Compare and contrast with France, where smoking remains a favoured Gallic pastime and a key part of the country’s cultural fabric. The country has some of the highest smoking rates in Europe, with 32% of men and 26% of women lighting up every day. Unlike in the U.S., government attempts to crack down on the habit have had little or even negative results. Rolling out plain packaging in January appear to have only fuelled La Résistance to smoking cessation measures; with sales actually increasing compared to previous years.

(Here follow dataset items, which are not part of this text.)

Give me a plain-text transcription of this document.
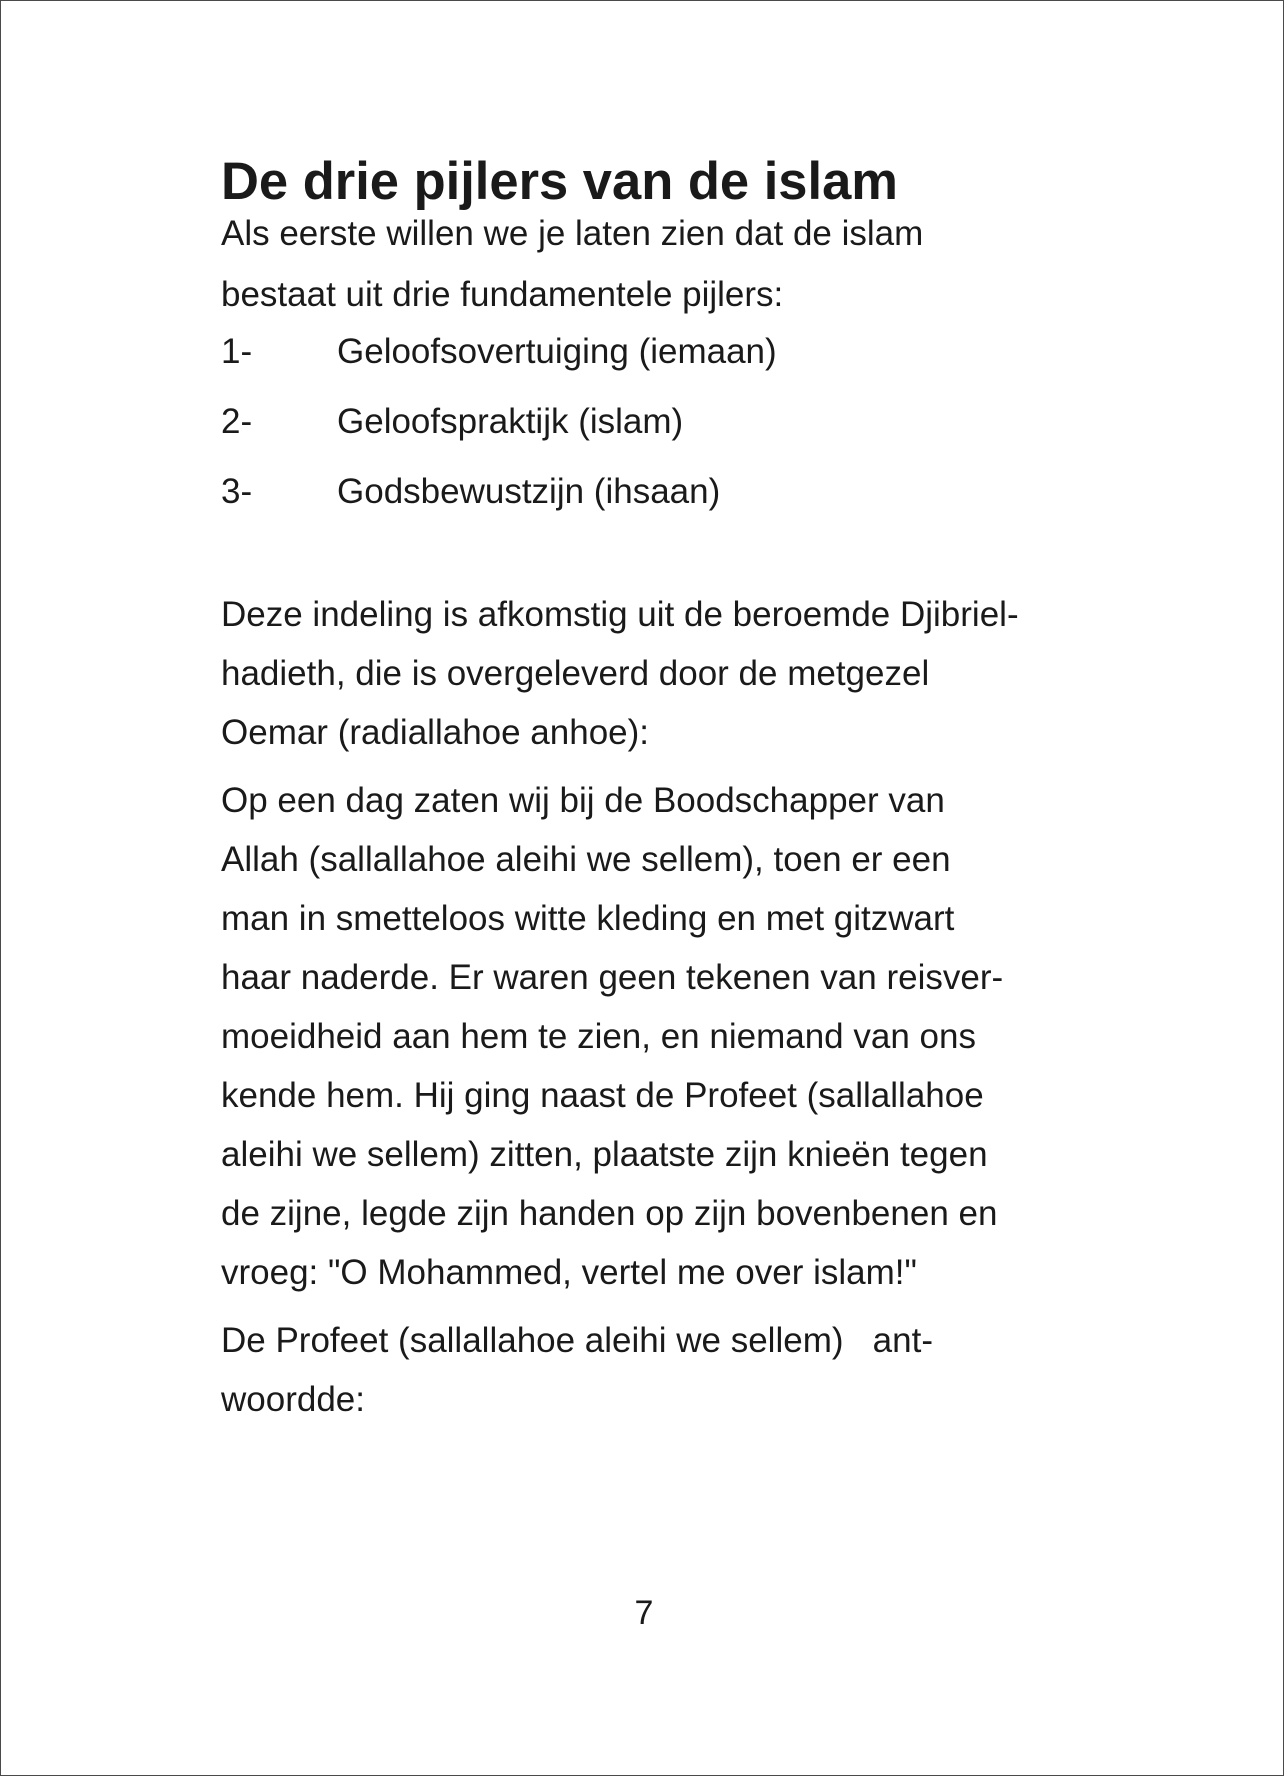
De drie pijlers van de islam
Als eerste willen we je laten zien dat de islam
bestaat uit drie fundamentele pijlers:
1-	Geloofsovertuiging (iemaan)
2-	Geloofspraktijk (islam)
3-	Godsbewustzijn (ihsaan)
Deze indeling is afkomstig uit de beroemde Djibriel-
hadieth, die is overgeleverd door de metgezel
Oemar (radiallahoe anhoe):
Op een dag zaten wij bij de Boodschapper van
Allah (sallallahoe aleihi we sellem), toen er een
man in smetteloos witte kleding en met gitzwart
haar naderde. Er waren geen tekenen van reisver-
moeidheid aan hem te zien, en niemand van ons
kende hem. Hij ging naast de Profeet (sallallahoe
aleihi we sellem) zitten, plaatste zijn knieën tegen
de zijne, legde zijn handen op zijn bovenbenen en
vroeg: "O Mohammed, vertel me over islam!"
De Profeet (sallallahoe aleihi we sellem)   ant-
woordde:
7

But while culture plays a role, policy is arguably more influential. There is a clear difference, for example, in how American and European bureaucracies see the tobacco industry. In the US, it is a sinning industry that must be punished for its past and present sins. In the EU, however, it is seen more as an unpleasant but necessary partner. Something that policy-makers will work with – albeit perhaps while wafting the air around them in distaste – rather than against.
In Europe, resistance to the tobacco industry’s persistent attempts to dominate often seems token, at best. For example, the European Commission’s final draft proposal on implementing a ‘track and trace’ system to help combat smuggling has been widely criticized because of how heavily the tobacco industry is likely to be involved in designing and overseeing the system, something that one commentator said was akin to “putting a fox in charge of the hen house”.

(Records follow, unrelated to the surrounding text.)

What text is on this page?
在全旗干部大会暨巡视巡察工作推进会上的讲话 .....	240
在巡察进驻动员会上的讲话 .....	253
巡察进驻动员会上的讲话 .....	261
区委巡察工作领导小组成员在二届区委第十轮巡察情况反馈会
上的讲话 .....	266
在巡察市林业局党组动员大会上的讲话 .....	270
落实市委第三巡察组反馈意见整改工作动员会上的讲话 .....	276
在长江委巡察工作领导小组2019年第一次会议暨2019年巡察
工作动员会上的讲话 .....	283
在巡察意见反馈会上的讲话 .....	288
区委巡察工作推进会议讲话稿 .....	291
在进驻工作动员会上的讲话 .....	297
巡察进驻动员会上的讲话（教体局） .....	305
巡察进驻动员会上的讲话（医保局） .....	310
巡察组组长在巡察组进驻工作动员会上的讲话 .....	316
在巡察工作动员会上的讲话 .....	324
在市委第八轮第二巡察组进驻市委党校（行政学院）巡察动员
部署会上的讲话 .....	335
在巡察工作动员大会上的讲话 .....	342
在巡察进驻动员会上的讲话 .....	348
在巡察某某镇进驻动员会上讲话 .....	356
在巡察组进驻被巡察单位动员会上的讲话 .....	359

And the hen house is an apt metaphor. Tobacco companies don’t just make the products that are spirited away by nasty smugglers; they have also been known to boost revenue streams and gather material for lobbying campaigns by orchestrating a little smuggling themselves. In 2014 British American Tobacco (BAT) was fined £650,000 by HM Revenue and Customs for flooding the market in Belgium, something that resulted in its brands being illicitly diverted back to the UK.
And of course, this ‘rise in smuggling’ enables tobacco companies to make an all-important point to governments. Cigarettes are already so expensive that people are having to buy them illegally, surely raising taxes to promote smoking cessation would just exacerbate the situation? Speaking about a key report on this topic by Action on Smoking and Health (ASH), the organisation’s chief executive, Deborah Arnott, said: “Our paper shows the appalling hypocrisy of the industry: they have been shouting about illicit trade, while remaining up to their necks in it themselves.”

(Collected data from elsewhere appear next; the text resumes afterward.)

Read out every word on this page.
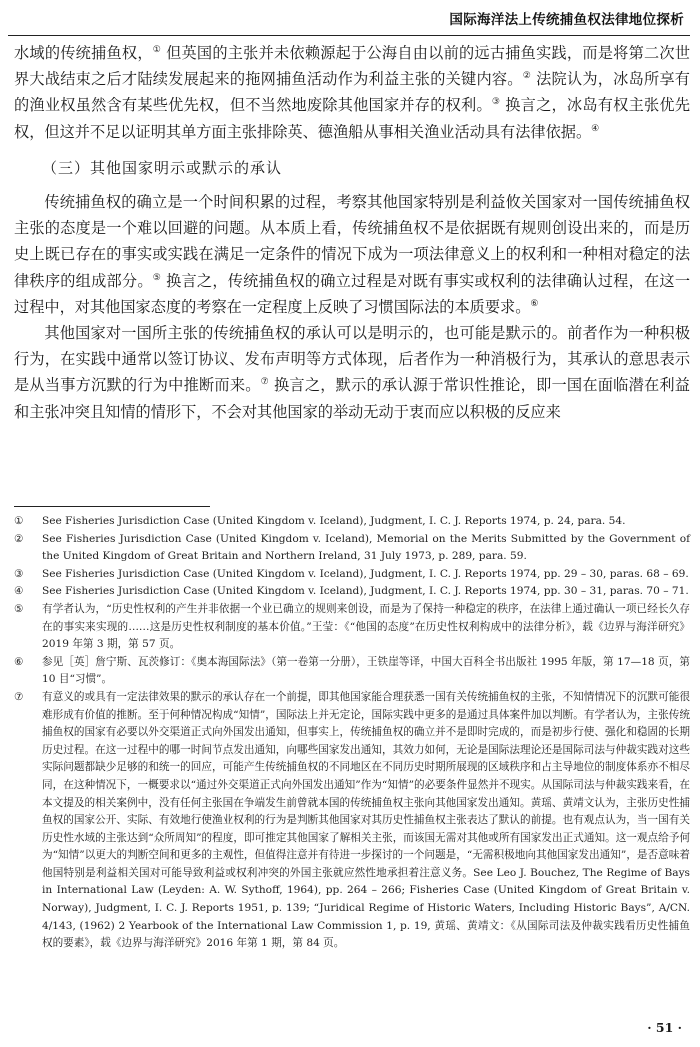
国际海洋法上传统捕鱼权法律地位探析

水域的传统捕鱼权，① 但英国的主张并未依赖源起于公海自由以前的远古捕鱼实践，而是将第二次世界大战结束之后才陆续发展起来的拖网捕鱼活动作为利益主张的关键内容。② 法院认为，冰岛所享有的渔业权虽然含有某些优先权，但不当然地废除其他国家并存的权利。③ 换言之，冰岛有权主张优先权，但这并不足以证明其单方面主张排除英、德渔船从事相关渔业活动具有法律依据。④

（三）其他国家明示或默示的承认

传统捕鱼权的确立是一个时间积累的过程，考察其他国家特别是利益攸关国家对一国传统捕鱼权主张的态度是一个难以回避的问题。从本质上看，传统捕鱼权不是依据既有规则创设出来的，而是历史上既已存在的事实或实践在满足一定条件的情况下成为一项法律意义上的权利和一种相对稳定的法律秩序的组成部分。⑤ 换言之，传统捕鱼权的确立过程是对既有事实或权利的法律确认过程，在这一过程中，对其他国家态度的考察在一定程度上反映了习惯国际法的本质要求。⑥

其他国家对一国所主张的传统捕鱼权的承认可以是明示的，也可能是默示的。前者作为一种积极行为，在实践中通常以签订协议、发布声明等方式体现，后者作为一种消极行为，其承认的意思表示是从当事方沉默的行为中推断而来。⑦ 换言之，默示的承认源于常识性推论，即一国在面临潜在利益和主张冲突且知情的情形下，不会对其他国家的举动无动于衷而应以积极的反应来

①	See Fisheries Jurisdiction Case (United Kingdom v. Iceland), Judgment, I. C. J. Reports 1974, p. 24, para. 54.
②	See Fisheries Jurisdiction Case (United Kingdom v. Iceland), Memorial on the Merits Submitted by the Government of the United Kingdom of Great Britain and Northern Ireland, 31 July 1973, p. 289, para. 59.
③	See Fisheries Jurisdiction Case (United Kingdom v. Iceland), Judgment, I. C. J. Reports 1974, pp. 29 – 30, paras. 68 – 69.
④	See Fisheries Jurisdiction Case (United Kingdom v. Iceland), Judgment, I. C. J. Reports 1974, pp. 30 – 31, paras. 70 – 71.
⑤	有学者认为，“历史性权利的产生并非依据一个业已确立的规则来创设，而是为了保持一种稳定的秩序，在法律上通过确认一项已经长久存在的事实来实现的……这是历史性权利制度的基本价值。”王莹：《“他国的态度”在历史性权利构成中的法律分析》，载《边界与海洋研究》2019 年第 3 期，第 57 页。
⑥	参见［英］詹宁斯、瓦茨修订：《奥本海国际法》（第一卷第一分册），王铁崖等译，中国大百科全书出版社 1995 年版，第 17—18 页，第 10 目“习惯”。
⑦	有意义的或具有一定法律效果的默示的承认存在一个前提，即其他国家能合理获悉一国有关传统捕鱼权的主张，不知情情况下的沉默可能很难形成有价值的推断。至于何种情况构成“知情”，国际法上并无定论，国际实践中更多的是通过具体案件加以判断。有学者认为，主张传统捕鱼权的国家有必要以外交渠道正式向外国发出通知，但事实上，传统捕鱼权的确立并不是即时完成的，而是初步行使、强化和稳固的长期历史过程。在这一过程中的哪一时间节点发出通知，向哪些国家发出通知，其效力如何，无论是国际法理论还是国际司法与仲裁实践对这些实际问题都缺少足够的和统一的回应，可能产生传统捕鱼权的不同地区在不同历史时期所展现的区域秩序和占主导地位的制度体系亦不相尽同，在这种情况下，一概要求以“通过外交渠道正式向外国发出通知”作为“知情”的必要条件显然并不现实。从国际司法与仲裁实践来看，在本文提及的相关案例中，没有任何主张国在争端发生前曾就本国的传统捕鱼权主张向其他国家发出通知。黄瑶、黄靖文认为，主张历史性捕鱼权的国家公开、实际、有效地行使渔业权利的行为是判断其他国家对其历史性捕鱼权主张表达了默认的前提。也有观点认为，当一国有关历史性水域的主张达到“众所周知”的程度，即可推定其他国家了解相关主张，而该国无需对其他或所有国家发出正式通知。这一观点给予何为“知情”以更大的判断空间和更多的主观性，但值得注意并有待进一步探讨的一个问题是，“无需积极地向其他国家发出通知”，是否意味着他国特别是利益相关国对可能导致利益或权利冲突的外国主张就应然性地承担着注意义务。See Leo J. Bouchez, The Regime of Bays in International Law (Leyden: A. W. Sythoff, 1964), pp. 264 – 266; Fisheries Case (United Kingdom of Great Britain v. Norway), Judgment, I. C. J. Reports 1951, p. 139; “Juridical Regime of Historic Waters, Including Historic Bays”, A/CN. 4/143, (1962) 2 Yearbook of the International Law Commission 1, p. 19, 黄瑶、黄靖文：《从国际司法及仲裁实践看历史性捕鱼权的要素》，载《边界与海洋研究》2016 年第 1 期，第 84 页。
· 51 ·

Yet despite the clear indications that the tobacco industry is – putting it mildly – not to be trusted, Europe seems unperturbed by the fact it will be effectively asking the poacher to take care of its game, favouring as it does a ‘track and trace’ solution which includes the tobacco industry as a third party partner. The only hope to prevent that is for the European Parliament to veto the directive.
With the EU so enmeshed with the tobacco industry, it is difficult to imagine that it would have the will – or the influence – to force the tobacco industry to run US-style mea culpa adverts on the continent. And yet such adverts would be just as relevant in Europe – European lungs develop lesions at just the same rate as US lungs, after all. Their governments, however, have very different attitudes towards preventing this likelihood. And in this case, it is undoubtedly Europe that needs to up its game.